Either use the docker image as the default (root) user (it’s a sandbox, can’t do any harm), or create a user and install Julia as that user.
Creating a Docker image with a preinstalled & precompiled set of Julia packages is something that should be fairly easy for an IT department that otherwise uses Docker.
The idea is to have reproducible environment readily accessible for each of the students so all the kinks can be worked out consistently (e.g., permissions, path to installing packages, etc.). As an added benefit, it is something widely used in research labs, academia, industry, and such. There is a bit of an investment to figure out the right image to use. From the latest community surveys, a very small percent of the downloads were from Docker. My research lab is currently working on improving the images we use for development in Julia. UVA uses the https://github.com/OSC/Open-OnDemand
which allows to spawn interactive apps such as Jupyter lab and RStudio (it also allows local authentication which makes our data architecture person happy ). I have opened an issue for including other IDE such as Atom and VS Code which would make developing in Julia even nicer, but Jupyter lab is commonly used for teaching. Another example of using containers for teaching with Julia is from QuantEcon https://lectures.quantecon.org/jl/
IMO, containers are the worst thing to do since it’s shielding the both the students and yourself from reality. Instead, have them install Julia and use Julia with the online instructions. Are the online instructions giving your students trouble? Change them by PRing to:
Are there not enough tutorials for the packages you’re interested in? Write one. Package doesn’t install on the first try? PR to fix it (or at least open a very good issue describing exactly what the error is so that way others who get it know what it is!).
IMO, this is easier to do than getting a Docker running anyways.
Couldn’t agree more. For our Julia based lectures and Julia workshops we switched from a boxed solution to having students install Julia and Jupyter themselves. Although there are always individual problems in the beginning (which are mostly related to python as we use PyPlot.jl), it really pays off in the long run for both students (and teachers). Most importantly, they will be able to scale their Julia computations; to a supercomputer for example.
(EDIT: We created instruction videos and pdfs for all OSs (in german))
the required improvements to make everything super easily and robustly installable may be beyond the resources of a few individuals within a short timeframe, so this is not practical for a course starting in the near future,
glitches do happen despite best efforts, and the instructor & TAs may not have the resources to deal with them.
Most university courses which teach some kind of programming make at least one supported working environment available, on machines managed by the institution. A Jupyter server, or some kind of an environment using a Docker image is a possible implementation for this (both require some work from IT though).
If, in addition, some students prefer to install Julia on their own machines, that is a win-win situation since they free resources (running Jupyter with tons of parallel users can be demanding).

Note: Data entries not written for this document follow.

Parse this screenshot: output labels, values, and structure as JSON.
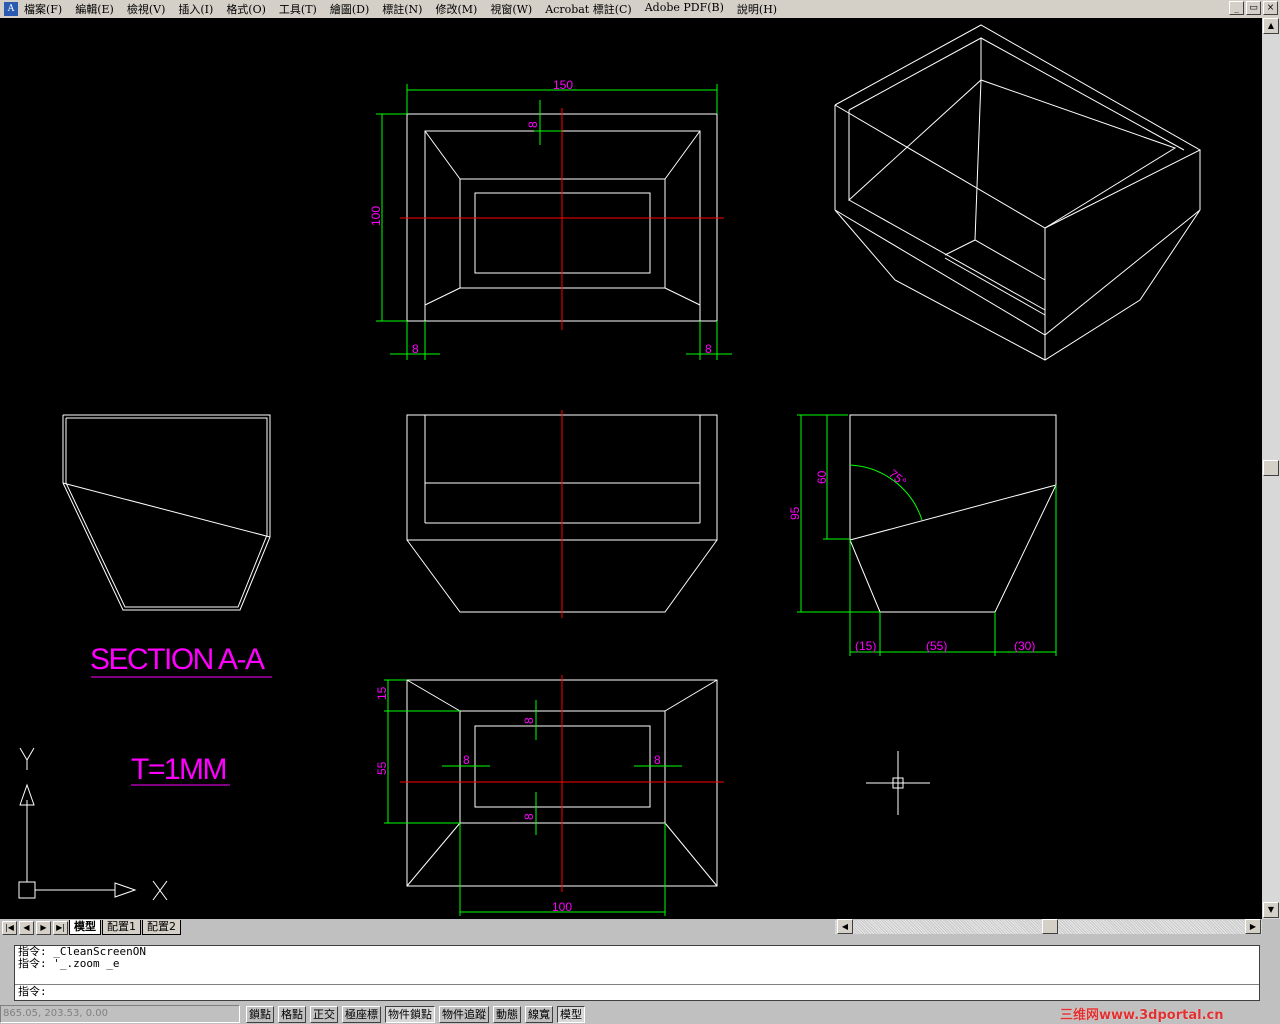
{
  "menu": [
    "檔案(F)",
    "編輯(E)",
    "檢視(V)",
    "插入(I)",
    "格式(O)",
    "工具(T)",
    "繪圖(D)",
    "標註(N)",
    "修改(M)",
    "視窗(W)",
    "Acrobat 標註(C)",
    "Adobe PDF(B)",
    "說明(H)"
  ],
  "window_buttons": [
    "_",
    "▭",
    "×"
  ],
  "drawing": {
    "dims_top": {
      "width": "150",
      "height": "100",
      "wall_top": "8",
      "wall_left": "8",
      "wall_right": "8"
    },
    "dims_side": {
      "h1": "95",
      "h2": "60",
      "angle": "75°",
      "b1": "(15)",
      "b2": "(55)",
      "b3": "(30)"
    },
    "dims_bottom": {
      "h1": "15",
      "h2": "55",
      "w": "100",
      "t1": "8",
      "t2": "8",
      "t3": "8",
      "t4": "8"
    },
    "section_label": "SECTION A-A",
    "thickness_label": "T=1MM",
    "ucs": {
      "x": "X",
      "y": "Y"
    },
    "colors": {
      "background": "#000000",
      "geometry": "#ffffff",
      "dimension": "#00ff00",
      "dim_text": "#ff00ff",
      "centerline": "#ff0000"
    }
  },
  "tabs": [
    "模型",
    "配置1",
    "配置2"
  ],
  "command": {
    "lines": [
      "指令: _CleanScreenON",
      "指令: '_.zoom _e"
    ],
    "prompt": "指令:"
  },
  "status": {
    "coords": "865.05, 203.53, 0.00",
    "buttons": [
      {
        "label": "鎖點",
        "on": false
      },
      {
        "label": "格點",
        "on": false
      },
      {
        "label": "正交",
        "on": false
      },
      {
        "label": "極座標",
        "on": false
      },
      {
        "label": "物件鎖點",
        "on": true
      },
      {
        "label": "物件追蹤",
        "on": false
      },
      {
        "label": "動態",
        "on": false
      },
      {
        "label": "線寬",
        "on": false
      },
      {
        "label": "模型",
        "on": true
      }
    ]
  },
  "watermark": "三维网www.3dportal.cn"
}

But having a fallback option that is under institutional control, works 99% of the time, and gets support from IT is also valuable.
FWIW, we make sure that everything is preinstalled and running in the computer pool of the institute as a backup (which is easy because there are admins that do 90% of the work and all computers are identical).
Let me say that I think that container solutions often are even more work on the instructor / TAs shoulders since a) it takes quite some time to create the container and b) if something doesn’t work / is missing they are the only ones who can fix things.
In my experience containers are the “reality” and working on local machines more of the exception. At least in many fields it is pretty standard to use containers for most of the work especially for a wide range of security level environments. It is also pretty common to use containers for accessing computing power (big memory, big parallel, high computing, etc.) It may be a combination of experiences, but I don’t think the premise that containers are not used in “reality” hold.